Belgian visual artist

Stefan Wouters (born 1972) is a Belgian visual artist, curator and researcher of Happenings and Performance art. Wouters was born in Antwerp. While working in the family business of his parents, he studied painting and drawing at the Royal Academy of Fine Arts in Antwerp (DKO). He soon started to exhibit his paintings and the work of his fellow students in and around Antwerp.

Inspired by the art history classes he attended at the Royal Academy of Fine Arts, Wouters decided to study Art History and Archaeology at the Free University of Brussels (VUB). During these studies he worked as a translator and a writer for the communication department of the Centre for Fine Arts, Brussels. His interest increasingly shifted towards time-based art forms and decided to write a Ph.D. exploring the relation between Happenings and subcultures during the 1960s.

In order to finance his studies he collaborated for the online database Belgium is Happening and participated as a performance artist in the international performance group Virtual Vérité, led by Los Angeles–based artist Harry Gamboa, Jr. These events also marked the beginnings of the Belgium Performance Festival in which Wouters was assigned as a curator.

In 2015 he received a double Ph.D in Art History and Archaeology (Free University of Brussels) and in Theater Sciences (University of Antwerp) for his research on the Belgian Happening scene of the mid-1960s. The same year he was asked to give a lecture on the afterlife of Dada during the 56th edition of the Venice Biennale.

Currently Wouters is a researcher and professor at the Free University of Brussels.

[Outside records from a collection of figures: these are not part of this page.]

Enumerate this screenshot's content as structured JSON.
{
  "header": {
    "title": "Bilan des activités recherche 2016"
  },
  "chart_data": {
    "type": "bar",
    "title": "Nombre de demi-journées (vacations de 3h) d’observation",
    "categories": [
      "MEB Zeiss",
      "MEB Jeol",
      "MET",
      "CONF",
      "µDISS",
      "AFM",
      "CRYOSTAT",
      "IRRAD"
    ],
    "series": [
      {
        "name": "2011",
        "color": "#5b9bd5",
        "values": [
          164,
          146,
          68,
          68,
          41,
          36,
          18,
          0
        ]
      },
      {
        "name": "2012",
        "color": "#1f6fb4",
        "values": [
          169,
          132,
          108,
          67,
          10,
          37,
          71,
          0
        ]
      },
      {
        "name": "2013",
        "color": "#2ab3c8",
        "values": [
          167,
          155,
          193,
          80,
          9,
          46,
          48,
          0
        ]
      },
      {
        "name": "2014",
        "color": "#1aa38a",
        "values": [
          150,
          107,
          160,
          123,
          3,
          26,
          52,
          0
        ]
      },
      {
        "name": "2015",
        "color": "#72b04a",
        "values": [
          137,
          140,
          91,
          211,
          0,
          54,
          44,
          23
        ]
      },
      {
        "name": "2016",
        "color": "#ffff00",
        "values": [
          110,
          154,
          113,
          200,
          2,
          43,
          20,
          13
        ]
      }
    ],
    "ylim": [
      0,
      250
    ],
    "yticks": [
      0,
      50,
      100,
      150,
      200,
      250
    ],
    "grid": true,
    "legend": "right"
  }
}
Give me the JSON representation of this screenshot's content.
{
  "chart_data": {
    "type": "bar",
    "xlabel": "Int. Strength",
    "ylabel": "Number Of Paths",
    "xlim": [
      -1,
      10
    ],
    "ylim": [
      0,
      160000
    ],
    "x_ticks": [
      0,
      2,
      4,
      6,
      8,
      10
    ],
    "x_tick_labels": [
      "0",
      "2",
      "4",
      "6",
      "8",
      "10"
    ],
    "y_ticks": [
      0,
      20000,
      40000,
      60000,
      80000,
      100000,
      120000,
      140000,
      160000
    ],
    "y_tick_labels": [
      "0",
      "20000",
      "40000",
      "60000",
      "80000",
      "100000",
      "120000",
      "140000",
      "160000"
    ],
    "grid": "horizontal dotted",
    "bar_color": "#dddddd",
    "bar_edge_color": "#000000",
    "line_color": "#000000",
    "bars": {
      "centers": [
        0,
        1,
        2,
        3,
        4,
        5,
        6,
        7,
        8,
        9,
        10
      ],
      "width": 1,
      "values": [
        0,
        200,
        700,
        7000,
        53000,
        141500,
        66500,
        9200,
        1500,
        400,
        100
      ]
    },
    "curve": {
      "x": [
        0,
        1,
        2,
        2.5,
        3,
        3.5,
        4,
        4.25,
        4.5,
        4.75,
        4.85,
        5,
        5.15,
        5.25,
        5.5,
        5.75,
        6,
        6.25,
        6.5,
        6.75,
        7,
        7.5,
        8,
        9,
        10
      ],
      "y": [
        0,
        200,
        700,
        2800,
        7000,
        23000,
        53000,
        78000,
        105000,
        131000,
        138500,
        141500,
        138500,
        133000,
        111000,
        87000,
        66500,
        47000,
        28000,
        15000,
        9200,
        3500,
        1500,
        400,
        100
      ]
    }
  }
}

==Performances (selection)==

- The Cranes of Antwerp, 2012.
- Continental Drift, Bruges 2012.
- Floating in Flanders, Antwerp 2012.
- Day Two in Three Parts, Royal Academy of Fine Arts, Antwerp 2012.
- The Human Loom, Royal Academy of Fine Arts, Antwerp 2013.
- A Tribute to the Happy Space Maker, Museum of Modern Art, Antwerp 2013.
- Untunnel, Antwerp 2013.
- Calibre Libre, Antwerp 2013.
- Mexican Bridge Performance, Antwerp 2014.
- Brussels Underground Poetry Festival, Brussels 2014, 2015.
- Better Start with the Dessert, Antwerp 2014.
- Was het maar zo Makkelijk, Rotterdam 2016.
- Megaphone Ensemble, Fête de la Musique, Brussels 2016.